А дурачили-то всегда! В своей неважно написанной, но много объясняющей книге «Поле чести»(1995) Невзоров признался, что считает себя не столько журналистом, сколько авантюристом – подчёркивая, что это слово не всегда имело негативный оттенок. Что верно – то верно! Триста лет назад хитрые, артистичные и зачастую весьма обаятельные люди, сующие свой нос куда не следует, рискующие свободой и жизнью, пером и шпагой завоёвывавшие симпатии монархов и целых народов, рулили всей европейской политикой. Именно авантюристы вытащили мир из средневековья, а один из самых гениальных – Пётр Великий, построил империю, эффективно функционировавшую целых двести лет. Сто лет назад Россия ждала нового Петра, но так и не дождалась ни в 17-м, ни в 91-м. Политикой уже давно занимаются лилипуты, неспособные создать чего-либо по-настоящему грандиозного. Трагедия людей, типа вымышленного Бендера или реального Невзорова, состоит как раз в том, что великий комбинатор вынужден жить в мелочное, жлобское время, когда талант свой применить особенно негде. Глумление над примитивными обывателями – единственное, что остаётся.

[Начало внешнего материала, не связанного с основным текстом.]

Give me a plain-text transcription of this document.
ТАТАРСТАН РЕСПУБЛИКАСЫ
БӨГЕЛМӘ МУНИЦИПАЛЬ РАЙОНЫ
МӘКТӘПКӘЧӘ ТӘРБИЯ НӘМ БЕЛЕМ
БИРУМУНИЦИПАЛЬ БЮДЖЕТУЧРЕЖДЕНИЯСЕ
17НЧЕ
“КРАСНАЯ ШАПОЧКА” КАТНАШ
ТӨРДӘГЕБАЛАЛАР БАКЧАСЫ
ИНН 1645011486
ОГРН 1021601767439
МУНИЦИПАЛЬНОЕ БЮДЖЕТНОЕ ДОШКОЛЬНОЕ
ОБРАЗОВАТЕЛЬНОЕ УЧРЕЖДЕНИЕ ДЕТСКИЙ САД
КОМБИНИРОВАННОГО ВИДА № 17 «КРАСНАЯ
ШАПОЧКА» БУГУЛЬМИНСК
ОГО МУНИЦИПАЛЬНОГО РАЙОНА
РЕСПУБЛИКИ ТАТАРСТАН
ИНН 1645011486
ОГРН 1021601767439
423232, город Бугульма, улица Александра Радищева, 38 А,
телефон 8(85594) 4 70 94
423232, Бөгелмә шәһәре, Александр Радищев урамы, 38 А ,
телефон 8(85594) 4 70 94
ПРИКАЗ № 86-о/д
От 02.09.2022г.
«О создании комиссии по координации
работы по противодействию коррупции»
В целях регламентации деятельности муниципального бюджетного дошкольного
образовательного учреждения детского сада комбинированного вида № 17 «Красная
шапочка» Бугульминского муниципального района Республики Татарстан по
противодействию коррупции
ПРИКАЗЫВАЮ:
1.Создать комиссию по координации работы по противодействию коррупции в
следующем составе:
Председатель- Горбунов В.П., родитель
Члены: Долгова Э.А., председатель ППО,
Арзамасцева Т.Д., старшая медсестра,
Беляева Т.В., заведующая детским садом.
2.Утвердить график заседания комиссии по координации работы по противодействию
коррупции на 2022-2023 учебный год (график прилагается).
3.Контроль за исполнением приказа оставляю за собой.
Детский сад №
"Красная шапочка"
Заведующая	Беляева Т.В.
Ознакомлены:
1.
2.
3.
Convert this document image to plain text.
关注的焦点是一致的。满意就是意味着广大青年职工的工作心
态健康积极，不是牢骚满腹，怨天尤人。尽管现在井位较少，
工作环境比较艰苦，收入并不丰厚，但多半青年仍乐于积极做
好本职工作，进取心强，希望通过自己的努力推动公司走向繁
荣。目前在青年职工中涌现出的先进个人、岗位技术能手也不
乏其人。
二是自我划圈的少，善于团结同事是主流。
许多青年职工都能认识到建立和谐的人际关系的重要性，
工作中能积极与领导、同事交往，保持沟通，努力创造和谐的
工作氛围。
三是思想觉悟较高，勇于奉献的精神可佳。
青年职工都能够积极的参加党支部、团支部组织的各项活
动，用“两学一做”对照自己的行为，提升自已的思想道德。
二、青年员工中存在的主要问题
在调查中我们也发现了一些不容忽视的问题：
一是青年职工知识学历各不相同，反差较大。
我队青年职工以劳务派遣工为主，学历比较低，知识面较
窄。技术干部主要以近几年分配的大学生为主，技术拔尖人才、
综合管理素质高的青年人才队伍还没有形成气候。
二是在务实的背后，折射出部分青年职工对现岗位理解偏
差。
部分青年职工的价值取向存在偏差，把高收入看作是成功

Сейчас Невзоров если и появляется в эфире чужих ток-шоу – то лишь для того, чтобы шокировать публику какими-нибудь резкими заявлениями, вроде бы неприличными для патриота, консерватора и хранителя устоев государственности. Он, например, то и дело наезжает на РПЦ с позиций самого радикального атеизма, называя Библию «еврейскими народными сказками» и припоминая христианам все грехи от инквизиции до противодействия научно-техническому прогрессу. Как будто не этот же самый человек двадцать лет назад, придав голосу максимальную слащавость, интервьюировал тогдашнего патриарха, а в 95-м пытался при большом скоплении народа сорвать крест с вольнодумного священника Глеба Якунина! Однако если посмотреть и прослушать его лекции по атеизму, то вы заметите, как редко в них звучит кодовая для атеиста фраза: «Бога нет!» Все отравленные стрелы летят в церковь как в социальный институт, бюрократическую или коммерческую структуру, рудимент первобытной культуры – в общем, во всё то, что не очень радует даже многих трезвомыслящих религиозных деятелей типа Андрея Кураева.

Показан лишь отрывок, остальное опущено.